Auch Gastronomie unter Druck Im Handel droht wegen Inflation Pleitewelle
02.06.2023, 18:30 Uhr Artikel anhören
Experte Funder sieht vor allem den mittelpreisigen Textilbereich, Schuh- und Accessoires-Händler, aber auch den Online-Handel unter Druck.
(Foto: picture alliance / Daniel Kubirski)
Die Kauflaune der Deutschen ist im Keller. Für einige Branchen wird diese Zurückhaltung in Kombination mit gestiegenen Beschaffungskosten zur existenziellen Gefahr.
Infolge der hohen Inflation droht im Einzelhandel eine Pleitewelle. Handelsexperte Jörg Funder sieht Unternehmen in Gefahr, die sich mit ihrem Angebot an die breite Masse richten, wie er im Gespräch mit ntv.de erläutert. "Denn das ist zwar der größte Markt, aber auch der am heißesten umkämpfte", sagt Funder, der das Institut für Internationales Handels- und Distributionsmanagement der Hochschule Worms leitet. Im mittelpreisigen Textilbereich sei bereits eine deutliche Zunahme von Betriebsschließungen zu beobachten.
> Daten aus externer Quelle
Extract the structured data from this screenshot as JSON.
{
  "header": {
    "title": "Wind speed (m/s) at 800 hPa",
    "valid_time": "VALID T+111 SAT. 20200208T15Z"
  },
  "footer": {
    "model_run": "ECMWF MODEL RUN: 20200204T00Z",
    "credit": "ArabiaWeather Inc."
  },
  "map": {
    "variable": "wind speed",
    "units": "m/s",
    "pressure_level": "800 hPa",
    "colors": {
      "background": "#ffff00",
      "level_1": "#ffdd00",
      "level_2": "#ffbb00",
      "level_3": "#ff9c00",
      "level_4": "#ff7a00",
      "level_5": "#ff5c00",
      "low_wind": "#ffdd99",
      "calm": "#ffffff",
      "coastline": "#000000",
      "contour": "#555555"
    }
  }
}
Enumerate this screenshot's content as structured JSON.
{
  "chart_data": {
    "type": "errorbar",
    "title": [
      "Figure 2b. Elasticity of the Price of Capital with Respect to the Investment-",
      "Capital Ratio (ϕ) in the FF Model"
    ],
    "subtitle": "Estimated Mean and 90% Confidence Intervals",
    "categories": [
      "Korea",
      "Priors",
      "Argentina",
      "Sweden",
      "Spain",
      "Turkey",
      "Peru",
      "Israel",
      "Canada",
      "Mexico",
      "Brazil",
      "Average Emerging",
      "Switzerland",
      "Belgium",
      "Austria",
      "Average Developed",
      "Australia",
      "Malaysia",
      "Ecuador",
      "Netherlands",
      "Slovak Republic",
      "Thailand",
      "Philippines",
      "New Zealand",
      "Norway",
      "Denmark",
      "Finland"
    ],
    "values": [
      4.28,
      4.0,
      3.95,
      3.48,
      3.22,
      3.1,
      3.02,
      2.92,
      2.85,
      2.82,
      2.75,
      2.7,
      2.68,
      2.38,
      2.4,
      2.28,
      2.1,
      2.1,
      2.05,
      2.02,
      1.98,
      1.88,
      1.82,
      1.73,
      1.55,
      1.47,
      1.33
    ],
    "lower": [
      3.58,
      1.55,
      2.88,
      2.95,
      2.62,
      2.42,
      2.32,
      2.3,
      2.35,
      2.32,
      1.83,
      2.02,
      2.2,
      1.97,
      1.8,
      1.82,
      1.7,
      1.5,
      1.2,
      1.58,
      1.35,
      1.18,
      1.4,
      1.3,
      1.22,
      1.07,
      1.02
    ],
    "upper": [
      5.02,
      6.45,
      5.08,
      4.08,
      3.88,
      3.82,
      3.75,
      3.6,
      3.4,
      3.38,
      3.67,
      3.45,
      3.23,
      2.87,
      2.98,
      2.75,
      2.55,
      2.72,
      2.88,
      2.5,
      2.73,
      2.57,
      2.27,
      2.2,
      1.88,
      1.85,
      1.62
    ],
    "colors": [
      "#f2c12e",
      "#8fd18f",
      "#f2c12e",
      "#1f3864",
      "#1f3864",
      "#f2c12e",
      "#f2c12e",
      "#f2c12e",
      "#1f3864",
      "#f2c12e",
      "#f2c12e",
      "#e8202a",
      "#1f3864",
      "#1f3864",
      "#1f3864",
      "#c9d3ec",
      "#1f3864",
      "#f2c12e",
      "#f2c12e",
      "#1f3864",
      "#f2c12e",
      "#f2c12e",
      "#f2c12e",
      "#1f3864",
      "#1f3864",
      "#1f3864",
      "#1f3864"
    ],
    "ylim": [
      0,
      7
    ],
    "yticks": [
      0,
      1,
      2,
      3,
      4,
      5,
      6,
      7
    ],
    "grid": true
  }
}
Als aktuelles Beispiel nennt er die Insolvenz des Modehändlers Peek & Cloppenburg, der früher noch im hochpreisigen Segment unterwegs war. Das Problem der Händler: Die Deutschen halten sich angesichts der hohen Inflation beim Einkaufen zurück. "Unprofitable Anbieter scheiden dann aus", sagt Funder. Besonders zu kämpfen haben laut dem Experten Anbieter von Schuhen und Accessoires. "Das sind oft kleine mittelständische Unternehmen, die hören mittelfristig auf", berichtet der Branchenkenner. Wegen fehlender Ertragsaussichten würden sie nicht mehr an die nächste Generation übergeben. "Da steht uns noch etwas bevor."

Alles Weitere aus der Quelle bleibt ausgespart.